Several lawmakers, both Democratic and Republican, have become perennial patrons of anti-trafficking legislation, such as Sens. John Edwards (D–Roanoke), Mark Obenshain (R–Harrisonburg) and Adam Ebbin (D–Alexandria), and Dels. Timothy Hugo (R–Centreville), Jennifer McClellan (D–Richmond) and Ronald Villanueva (R–Virginia Beach).
Clearly these members have committed themselves to finding the proper legislative channels that will give law enforcement the upper hand in finding and locking up the vermin who would exploit the most vulnerable young people—those looking to escape troubled home environments, those who may already have mental health issues and those who can simply be lured away and taken against their will.

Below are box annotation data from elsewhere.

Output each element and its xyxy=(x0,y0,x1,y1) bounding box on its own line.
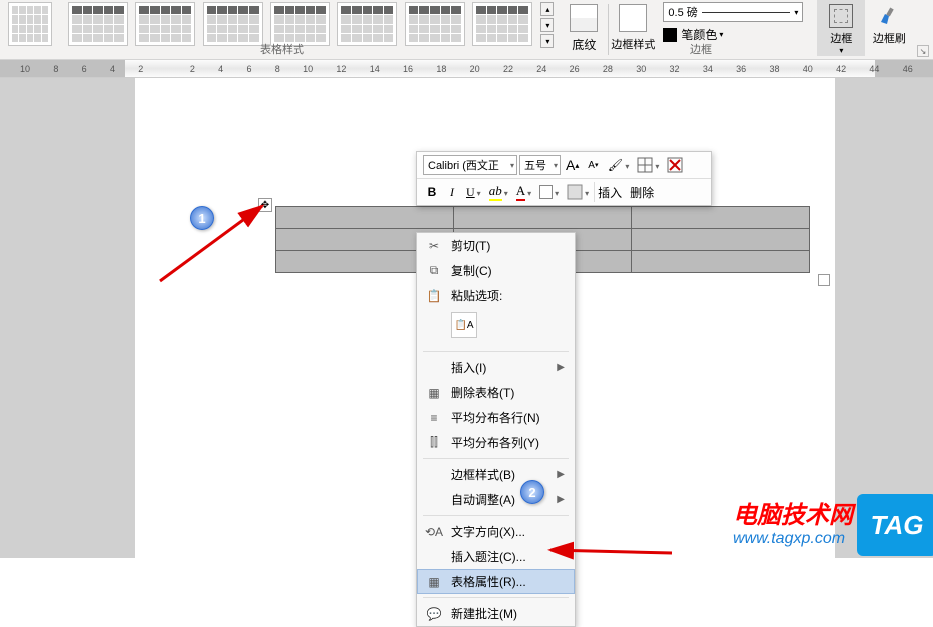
shading-icon xyxy=(570,4,598,32)
delete-table-icon: ▦ xyxy=(425,386,443,400)
paste-options-row: 📋A xyxy=(417,308,575,348)
menu-distribute-rows[interactable]: ≡平均分布各行(N) xyxy=(417,405,575,430)
table-style-thumb[interactable] xyxy=(405,2,465,46)
shrink-font-button[interactable]: A▾ xyxy=(584,155,602,175)
annotation-arrow-1 xyxy=(150,196,280,291)
pen-weight-preview xyxy=(702,12,791,13)
table-style-thumb[interactable] xyxy=(68,2,128,46)
borders-group-label: 边框 xyxy=(690,41,712,57)
borders-dialog-launcher[interactable]: ↘ xyxy=(917,45,929,57)
font-color-button[interactable]: A xyxy=(513,182,534,202)
font-size-combo[interactable]: 五号 xyxy=(519,155,561,175)
grid-icon xyxy=(567,184,583,200)
table-cell[interactable] xyxy=(632,229,810,251)
menu-border-styles[interactable]: 边框样式(B)▶ xyxy=(417,462,575,487)
horizontal-ruler[interactable]: 1086422468101214161820222426283032343638… xyxy=(0,60,933,78)
italic-button[interactable]: I xyxy=(443,182,461,202)
format-painter-icon: 🖌 xyxy=(607,157,623,173)
border-painter-icon xyxy=(877,4,901,28)
distribute-cols-icon: ⫿⫿ xyxy=(425,435,443,450)
table-properties-icon: ▦ xyxy=(425,575,443,589)
border-style-icon xyxy=(619,4,647,32)
table-style-scroll-down[interactable]: ▾ xyxy=(540,18,554,32)
shading-mini-button[interactable] xyxy=(536,182,562,202)
table-row xyxy=(276,207,810,229)
font-name-combo[interactable]: Calibri (西文正 xyxy=(423,155,517,175)
context-menu: ✂剪切(T) ⧉复制(C) 📋粘贴选项: 📋A 插入(I)▶ ▦删除表格(T) … xyxy=(416,232,576,627)
pen-weight-combo[interactable]: 0.5 磅 ▾ xyxy=(663,2,803,22)
cut-icon: ✂ xyxy=(425,239,443,253)
pen-color-button[interactable]: 笔颜色 ▾ xyxy=(663,26,811,43)
borders-icon xyxy=(829,4,853,28)
table-style-thumb[interactable] xyxy=(8,2,52,46)
table-style-thumb[interactable] xyxy=(203,2,263,46)
watermark: 电脑技术网 www.tagxp.com TAG xyxy=(733,495,923,548)
table-style-thumb[interactable] xyxy=(135,2,195,46)
table-style-thumb[interactable] xyxy=(270,2,330,46)
underline-button[interactable]: U xyxy=(463,182,484,202)
table-style-gallery-expand[interactable]: ▾ xyxy=(540,34,554,48)
table-cell[interactable] xyxy=(276,207,454,229)
border-style-label: 边框样式 xyxy=(609,36,657,52)
grow-font-button[interactable]: A▴ xyxy=(563,155,582,175)
shading-label: 底纹 xyxy=(560,36,608,53)
menu-cut[interactable]: ✂剪切(T) xyxy=(417,233,575,258)
pen-group: 0.5 磅 ▾ 笔颜色 ▾ xyxy=(657,0,817,59)
ribbon: ▴ ▾ ▾ 底纹 边框样式 0.5 磅 ▾ 笔颜色 ▾ 边框 ▾ 边框 xyxy=(0,0,933,60)
menu-paste-options: 📋粘贴选项: xyxy=(417,283,575,308)
callout-1: 1 xyxy=(190,206,214,230)
table-resize-handle[interactable] xyxy=(818,274,830,286)
table-cell[interactable] xyxy=(632,207,810,229)
watermark-tag: TAG xyxy=(857,494,933,556)
mini-toolbar: Calibri (西文正 五号 A▴ A▾ 🖌 B I U ab A 插入 删除 xyxy=(416,151,712,206)
bold-button[interactable]: B xyxy=(423,182,441,202)
pen-weight-value: 0.5 磅 xyxy=(668,4,697,20)
distribute-rows-icon: ≡ xyxy=(425,411,443,425)
table-styles-group-label: 表格样式 xyxy=(260,41,304,57)
menu-distribute-cols[interactable]: ⫿⫿平均分布各列(Y) xyxy=(417,430,575,455)
table-style-scroll-up[interactable]: ▴ xyxy=(540,2,554,16)
border-style-button[interactable]: 边框样式 xyxy=(609,0,657,59)
copy-icon: ⧉ xyxy=(425,263,443,278)
comment-icon: 💬 xyxy=(425,607,443,621)
border-painter-button[interactable]: 边框刷 xyxy=(865,0,913,59)
shading-button[interactable]: 底纹 xyxy=(560,0,608,59)
paste-icon: 📋 xyxy=(425,289,443,303)
bucket-icon xyxy=(539,185,553,199)
text-direction-icon: ⟲A xyxy=(425,525,443,539)
menu-new-comment[interactable]: 💬新建批注(M) xyxy=(417,601,575,626)
delete-mini-button[interactable] xyxy=(664,155,686,175)
table-cell[interactable] xyxy=(454,207,632,229)
annotation-arrow-2 xyxy=(542,488,682,563)
clipboard-text-icon: 📋A xyxy=(454,320,473,331)
borders-mini-button-2[interactable] xyxy=(564,182,592,202)
borders-mini-button[interactable] xyxy=(634,155,662,175)
grid-icon xyxy=(637,157,653,173)
menu-copy[interactable]: ⧉复制(C) xyxy=(417,258,575,283)
watermark-url: www.tagxp.com xyxy=(733,530,853,548)
format-painter-button[interactable]: 🖌 xyxy=(604,155,632,175)
insert-mini-button[interactable]: 插入 xyxy=(594,182,625,202)
delete-table-icon xyxy=(667,157,683,173)
menu-delete-table[interactable]: ▦删除表格(T) xyxy=(417,380,575,405)
paste-keep-text-button[interactable]: 📋A xyxy=(451,312,477,338)
document-area: ✥ Calibri (西文正 五号 A▴ A▾ 🖌 B I U ab A 插入 … xyxy=(0,78,933,558)
delete-mini-label-button[interactable]: 删除 xyxy=(627,182,657,202)
table-style-thumb[interactable] xyxy=(337,2,397,46)
border-painter-label: 边框刷 xyxy=(869,30,909,46)
table-style-thumb[interactable] xyxy=(472,2,532,46)
menu-insert[interactable]: 插入(I)▶ xyxy=(417,355,575,380)
pen-color-swatch xyxy=(663,28,677,42)
borders-label: 边框 xyxy=(821,30,861,46)
table-cell[interactable] xyxy=(632,251,810,273)
menu-table-properties[interactable]: ▦表格属性(R)... xyxy=(417,569,575,594)
highlight-button[interactable]: ab xyxy=(486,182,511,202)
watermark-title: 电脑技术网 xyxy=(733,495,853,530)
callout-2: 2 xyxy=(520,480,544,504)
borders-button[interactable]: 边框 ▾ xyxy=(817,0,865,56)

Virginia had the nation’s fifth-highest number of confirmed human trafficking cases in 2014 with 128. Across the country some 3,840 cases were reported, according to the National Human Trafficking Resource Center.
The center describes trafficking as “a form of modern-day slavery in which traffickers use force, fraud, or coercion to control victims for the purpose of engaging in commercial sex acts or labor services against his/her will.”
Trafficking continues in the U.S. and Virginia because it is seen by its transgressors as a source of easy money with little risk involved. Tougher anti-trafficking laws and harsher penalties can send a message via those who do get caught and convicted that these bad guys won’t be getting out, or back in the business, for a very, very long time.
That should be something the entire General Assembly understands. From the lengthy, bipartisan patron lists associated with trafficking legislation, many lawmakers already do.